Tempat Makan di Roma Seperti Orang Lokal

tempat makan di roma seperti orang lokal

Tempat Makan di Roma Seperti Orang Lokal Roma adalah kota makanan klasik dan cita rasa kuno, tetapi Roma juga merupakan kota turis yang berarti bahwa makanan yang tak terlupakan tidak selalu dijamin di Kota Abadi. Roma adalah kumpulan lingkungan yang terus berkembang, tetapi terlepas dari pertumbuhannya, masih ada mentalitas dunia lama yang sederhana dalam hal budaya kuliner.

Kunjungi salah satu pasar terbuka terkenal Roma, dan Anda dapat mengetahui waktu dalam setahun dari apa yang tersedia. Bonmartini Fini bersikeras untuk mengonsumsi kafein dengan benar sebelum berbelanja makanan dan orang Italia mana yang tidak setuju? Dia mengabdikan diri pada bar espresso lingkungannya di daerah pemukiman rindang di Parioli. Selain minuman utama espresso, orang Romawi tetap terhidrasi melalui banyak air mancur dingin yang menyegarkan di kota yang dijuluki nasoni, atau si “hidung besar”.

Untuk acara-acara khusus, pilihannya biasanya makanan laut, karena ikannya sangat segar dan bahkan sangat mahal. Ada banyak tempat untuk hidangan asli seperti carbonara klasik Roma, yang teksturnya seperti beludru dari kuning telur mentah segar dari peternakan yang dimasak menjadi pasta yang masih panas. Jika Anda bertanya kepada 10 orang Romawi di mana mendapatkan carbonara terbaik, Anda akan mendapatkan 10 jawaban berbeda. Hidangan selalu dibuat hanya dengan telur dan bacon, tetapi setiap carbonara berbeda karena kami memiliki enam cara mengucapkan ‘bacon’ dalam bahasa Italia.

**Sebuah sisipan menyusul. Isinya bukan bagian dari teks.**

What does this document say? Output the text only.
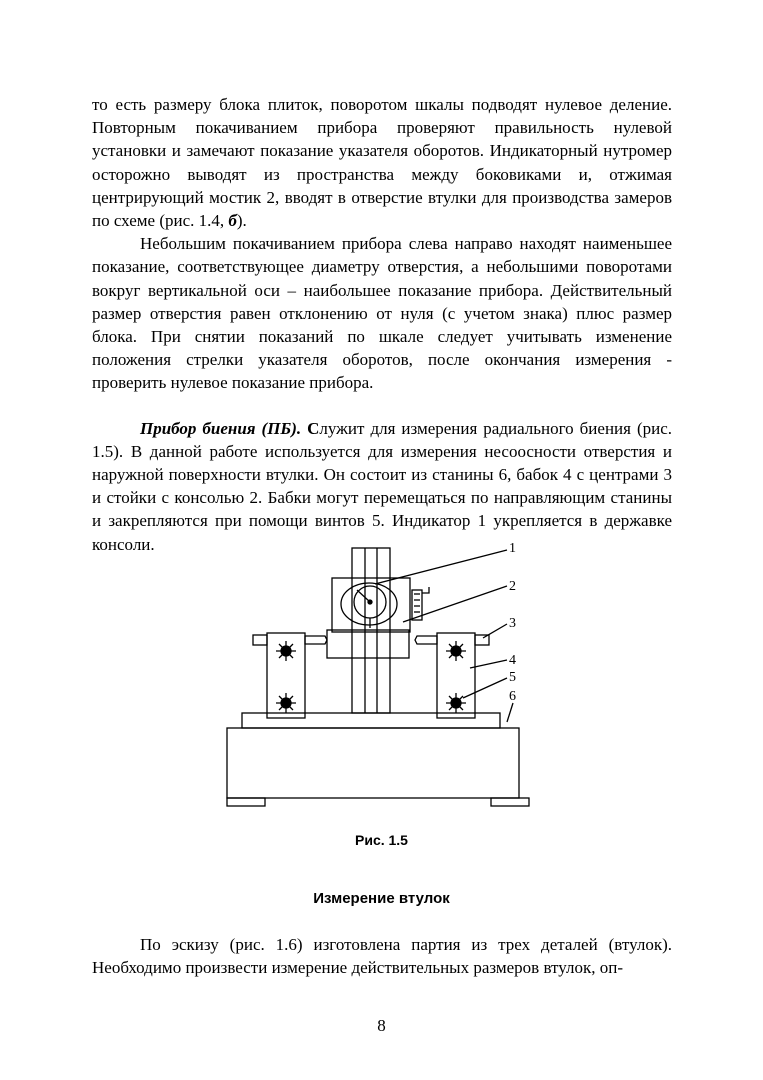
то есть размеру блока плиток, поворотом шкалы подводят нулевое деление. Повторным покачиванием прибора проверяют правильность нулевой установки и замечают показание указателя оборотов. Индикаторный нутромер осторожно выводят из пространства между боковиками и, отжимая центрирующий мостик 2, вводят в отверстие втулки для производства замеров по схеме (рис. 1.4, б).

Небольшим покачиванием прибора слева направо находят наименьшее показание, соответствующее диаметру отверстия, а небольшими поворотами вокруг вертикальной оси – наибольшее показание прибора. Действительный размер отверстия равен отклонению от нуля (с учетом знака) плюс размер блока. При снятии показаний по шкале следует учитывать изменение положения стрелки указателя оборотов, после окончания измерения - проверить нулевое показание прибора.

Прибор биения (ПБ). Служит для измерения радиального биения (рис. 1.5). В данной работе используется для измерения несоосности отверстия и наружной поверхности втулки. Он состоит из станины 6, бабок 4 с центрами 3 и стойки с консолью 2. Бабки могут перемещаться по направляющим станины и закрепляются при помощи винтов 5. Индикатор 1 укрепляется в державке консоли.	1
2
3
4
5
6
Рис. 1.5
Измерение втулок

По эскизу (рис. 1.6) изготовлена партия из трех деталей (втулок). Необходимо произвести измерение действительных размеров втулок, оп-

8
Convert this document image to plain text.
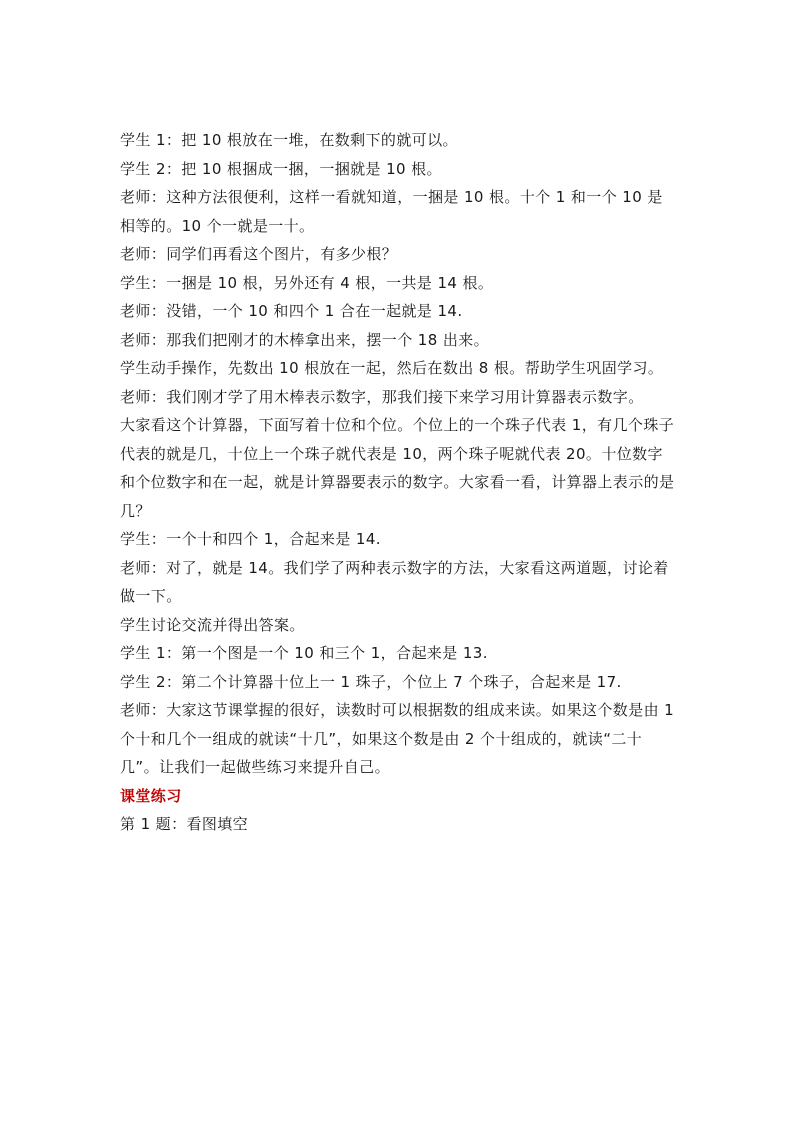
学生 1：把 10 根放在一堆，在数剩下的就可以。

学生 2：把 10 根捆成一捆，一捆就是 10 根。

老师：这种方法很便利，这样一看就知道，一捆是 10 根。十个 1 和一个 10 是相等的。10 个一就是一十。

老师：同学们再看这个图片，有多少根？

学生：一捆是 10 根，另外还有 4 根，一共是 14 根。

老师：没错，一个 10 和四个 1 合在一起就是 14.

老师：那我们把刚才的木棒拿出来，摆一个 18 出来。

学生动手操作，先数出 10 根放在一起，然后在数出 8 根。帮助学生巩固学习。

老师：我们刚才学了用木棒表示数字，那我们接下来学习用计算器表示数字。

大家看这个计算器，下面写着十位和个位。个位上的一个珠子代表 1，有几个珠子代表的就是几，十位上一个珠子就代表是 10，两个珠子呢就代表 20。十位数字和个位数字和在一起，就是计算器要表示的数字。大家看一看，计算器上表示的是几？

学生：一个十和四个 1，合起来是 14.

老师：对了，就是 14。我们学了两种表示数字的方法，大家看这两道题，讨论着做一下。

学生讨论交流并得出答案。

学生 1：第一个图是一个 10 和三个 1，合起来是 13.

学生 2：第二个计算器十位上一 1 珠子，个位上 7 个珠子，合起来是 17.

老师：大家这节课掌握的很好，读数时可以根据数的组成来读。如果这个数是由 1 个十和几个一组成的就读“十几”，如果这个数是由 2 个十组成的，就读“二十几”。让我们一起做些练习来提升自己。

课堂练习

第 1 题：看图填空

Artikel Terkait : Restoran Ramah Muslim Yang Wajib Dicoba Di Jeju

Sejak 1497, keluarga Bonmartini Fini telah memproduksi Pinot Grigio di pegunungan Alpen Italia, tempat anggur tumbuh secara alami dan unggul. Karena itu dan metode budidaya naturalis, Barone Fini Pinot Grigio memiliki sebutan DOC, cap integritas dan keaslian yang ditetapkan oleh pemerintah Italia. Peraturan DOC menjaga kualitas produk gastronomi tradisional di seluruh Italia. Di Roma, anggur diminum untuk melengkapi makanan tujuannya bukan untuk mendominasi makanan, melainkan untuk memperbaikinya. Menggabungkan pasta kental dengan varietas anggur asam yang menyegarkan adalah satu gerakan yang akan Anda lihat direplikasi malam demi malam di Roma.

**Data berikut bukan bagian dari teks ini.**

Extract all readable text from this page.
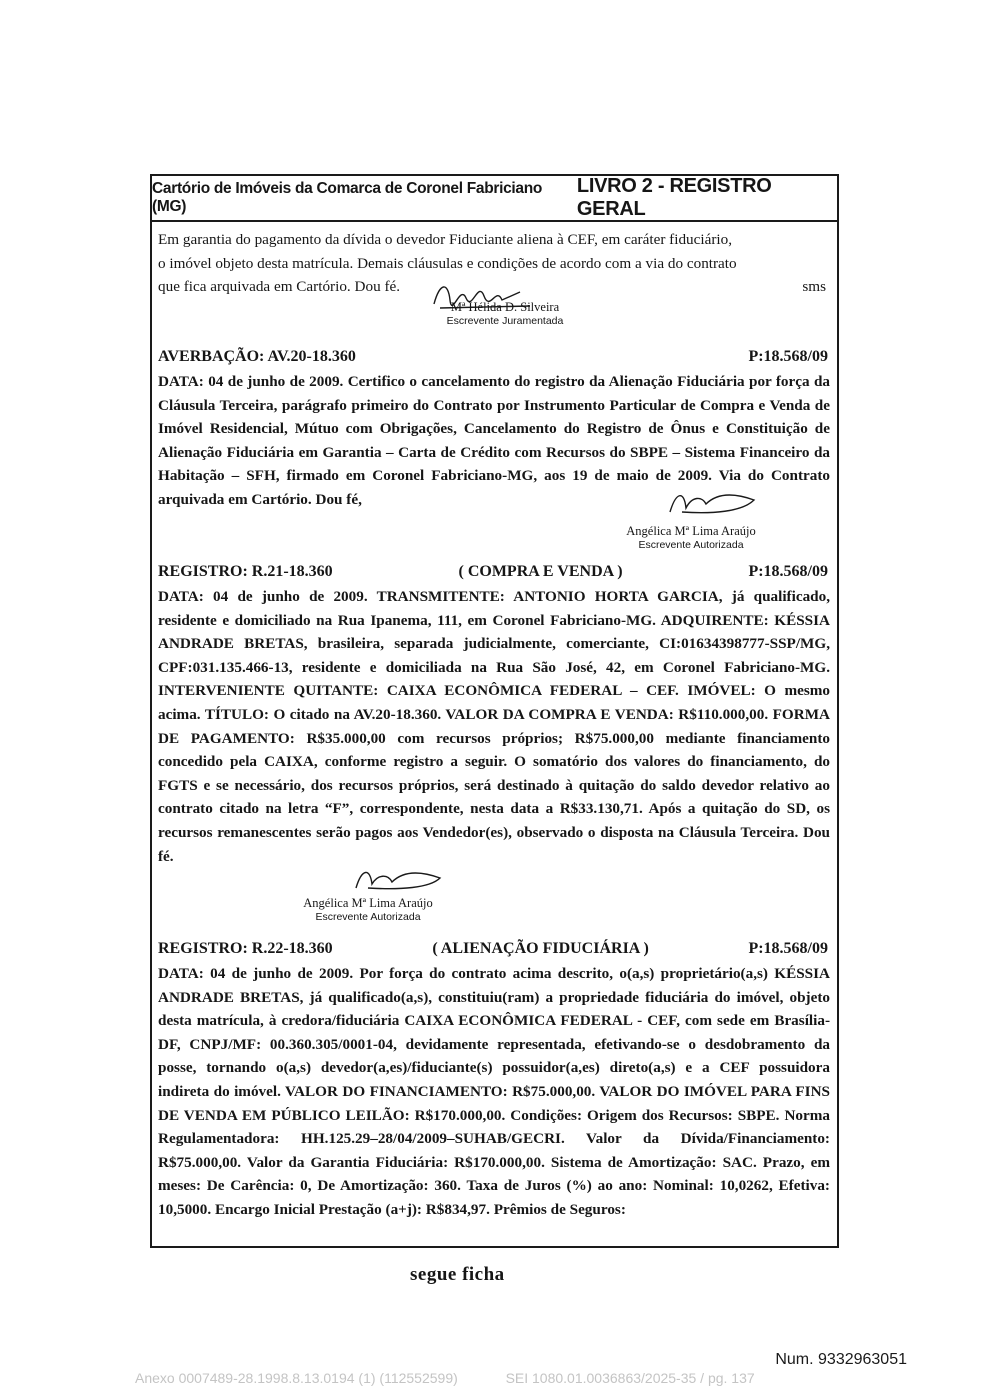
Cartório de Imóveis da Comarca de Coronel Fabriciano (MG)
LIVRO 2 - REGISTRO GERAL

Em garantia do pagamento da dívida o devedor Fiduciante aliena à CEF, em caráter fiduciário,

o imóvel objeto desta matrícula. Demais cláusulas e condições de acordo com a via do contrato

que fica arquivada em Cartório. Dou fé.	sms
Mª Hélida D. Silveira
Escrevente Juramentada
AVERBAÇÃO: AV.20-18.360	P:18.568/09

DATA: 04 de junho de 2009. Certifico o cancelamento do registro da Alienação Fiduciária por força da Cláusula Terceira, parágrafo primeiro do Contrato por Instrumento Particular de Compra e Venda de Imóvel Residencial, Mútuo com Obrigações, Cancelamento do Registro de Ônus e Constituição de Alienação Fiduciária em Garantia – Carta de Crédito com Recursos do SBPE – Sistema Financeiro da Habitação – SFH, firmado em Coronel Fabriciano-MG, aos 19 de maio de 2009. Via do Contrato arquivada em Cartório. Dou fé,

Angélica Mª Lima Araújo
Escrevente Autorizada
REGISTRO: R.21-18.360	( COMPRA E VENDA )	P:18.568/09

DATA: 04 de junho de 2009. TRANSMITENTE: ANTONIO HORTA GARCIA, já qualificado, residente e domiciliado na Rua Ipanema, 111, em Coronel Fabriciano-MG. ADQUIRENTE: KÉSSIA ANDRADE BRETAS, brasileira, separada judicialmente, comerciante, CI:01634398777-SSP/MG, CPF:031.135.466-13, residente e domiciliada na Rua São José, 42, em Coronel Fabriciano-MG. INTERVENIENTE QUITANTE: CAIXA ECONÔMICA FEDERAL – CEF. IMÓVEL: O mesmo acima. TÍTULO: O citado na AV.20-18.360. VALOR DA COMPRA E VENDA: R$110.000,00. FORMA DE PAGAMENTO: R$35.000,00 com recursos próprios; R$75.000,00 mediante financiamento concedido pela CAIXA, conforme registro a seguir. O somatório dos valores do financiamento, do FGTS e se necessário, dos recursos próprios, será destinado à quitação do saldo devedor relativo ao contrato citado na letra “F”, correspondente, nesta data a R$33.130,71. Após a quitação do SD, os recursos remanescentes serão pagos aos Vendedor(es), observado o disposta na Cláusula Terceira. Dou fé.

Angélica Mª Lima Araújo
Escrevente Autorizada
REGISTRO: R.22-18.360	( ALIENAÇÃO FIDUCIÁRIA )	P:18.568/09

DATA: 04 de junho de 2009. Por força do contrato acima descrito, o(a,s) proprietário(a,s) KÉSSIA ANDRADE BRETAS, já qualificado(a,s), constituiu(ram) a propriedade fiduciária do imóvel, objeto desta matrícula, à credora/fiduciária CAIXA ECONÔMICA FEDERAL - CEF, com sede em Brasília-DF, CNPJ/MF: 00.360.305/0001-04, devidamente representada, efetivando-se o desdobramento da posse, tornando o(a,s) devedor(a,es)/fiduciante(s) possuidor(a,es) direto(a,s) e a CEF possuidora indireta do imóvel. VALOR DO FINANCIAMENTO: R$75.000,00. VALOR DO IMÓVEL PARA FINS DE VENDA EM PÚBLICO LEILÃO: R$170.000,00. Condições: Origem dos Recursos: SBPE. Norma Regulamentadora: HH.125.29–28/04/2009–SUHAB/GECRI. Valor da Dívida/Financiamento: R$75.000,00. Valor da Garantia Fiduciária: R$170.000,00. Sistema de Amortização: SAC. Prazo, em meses: De Carência: 0, De Amortização: 360. Taxa de Juros (%) ao ano: Nominal: 10,0262, Efetiva: 10,5000. Encargo Inicial Prestação (a+j): R$834,97. Prêmios de Seguros:

segue ficha
Num. 9332963051
Anexo 0007489-28.1998.8.13.0194 (1) (112552599)	SEI 1080.01.0036863/2025-35 / pg. 137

Perdebatan lain di antara orang Romawi adalah toko gelato superlatif. “Setiap orang Romawi memiliki versi terbaiknya sendiri. Yang paling terkenal adalah Giolitti, yang berusia lebih dari seratus tahun.” Gelateria kuno yang kurang rahasia ini layak untuk digembar-gemborkan dengan berbagai rasa termasuk kue pernikahan Italia, Champagne, dan stracciatella.

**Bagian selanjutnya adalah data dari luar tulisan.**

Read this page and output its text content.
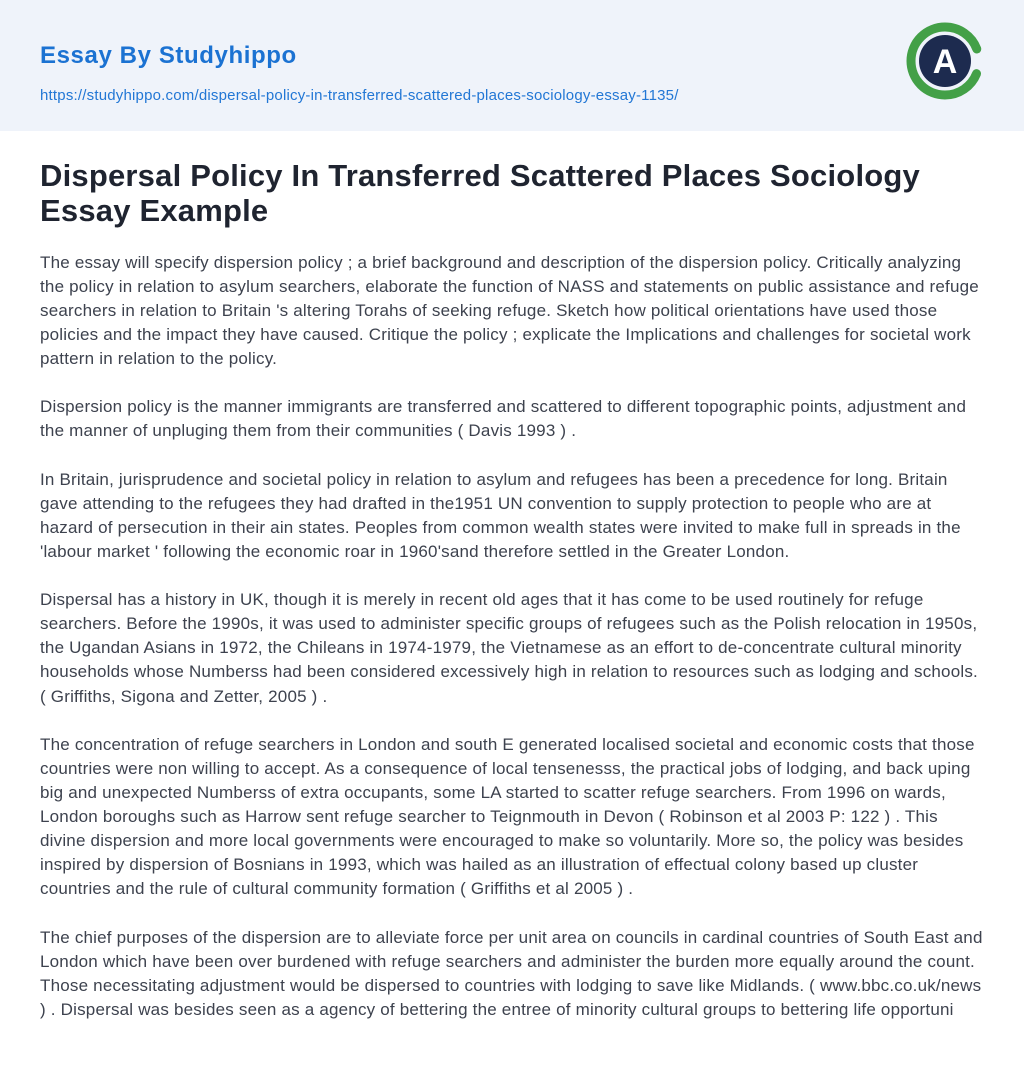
Essay By Studyhippo
https://studyhippo.com/dispersal-policy-in-transferred-scattered-places-sociology-essay-1135/
A
Dispersal Policy In Transferred Scattered Places Sociology Essay Example

The essay will specify dispersion policy ; a brief background and description of the dispersion policy. Critically analyzing the policy in relation to asylum searchers, elaborate the function of NASS and statements on public assistance and refuge searchers in relation to Britain 's altering Torahs of seeking refuge. Sketch how political orientations have used those policies and the impact they have caused. Critique the policy ; explicate the Implications and challenges for societal work pattern in relation to the policy.

Dispersion policy is the manner immigrants are transferred and scattered to different topographic points, adjustment and the manner of unpluging them from their communities ( Davis 1993 ) .

In Britain, jurisprudence and societal policy in relation to asylum and refugees has been a precedence for long. Britain gave attending to the refugees they had drafted in the1951 UN convention to supply protection to people who are at hazard of persecution in their ain states. Peoples from common wealth states were invited to make full in spreads in the 'labour market ' following the economic roar in 1960'sand therefore settled in the Greater London.

Dispersal has a history in UK, though it is merely in recent old ages that it has come to be used routinely for refuge searchers. Before the 1990s, it was used to administer specific groups of refugees such as the Polish relocation in 1950s, the Ugandan Asians in 1972, the Chileans in 1974-1979, the Vietnamese as an effort to de-concentrate cultural minority households whose Numberss had been considered excessively high in relation to resources such as lodging and schools. ( Griffiths, Sigona and Zetter, 2005 ) .

The concentration of refuge searchers in London and south E generated localised societal and economic costs that those countries were non willing to accept. As a consequence of local tensenesss, the practical jobs of lodging, and back uping big and unexpected Numberss of extra occupants, some LA started to scatter refuge searchers. From 1996 on wards, London boroughs such as Harrow sent refuge searcher to Teignmouth in Devon ( Robinson et al 2003 P: 122 ) . This divine dispersion and more local governments were encouraged to make so voluntarily. More so, the policy was besides inspired by dispersion of Bosnians in 1993, which was hailed as an illustration of effectual colony based up cluster countries and the rule of cultural community formation ( Griffiths et al 2005 ) .

The chief purposes of the dispersion are to alleviate force per unit area on councils in cardinal countries of South East and London which have been over burdened with refuge searchers and administer the burden more equally around the count. Those necessitating adjustment would be dispersed to countries with lodging to save like Midlands. ( www.bbc.co.uk/news ) . Dispersal was besides seen as a agency of bettering the entree of minority cultural groups to bettering life opportuni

Makan malam di Roma dipesan oleh aperitivo klasik dan digestivo. Untuk seorang aperitivo, Bonmartini Fini meminum spritz atau segelas Franciacorta yang bergelembung di bar atap Hotel Eden atau jika sedang ingin sesuatu yang ramai, di Ciampini di Piazza di San Lorenzo di Lucina. Sedangkan untuk pencernaan setelah makan malam, dia beralih ke amaro pahit, minuman keras herbal gelap yang semakin populer di Amerika Serikat.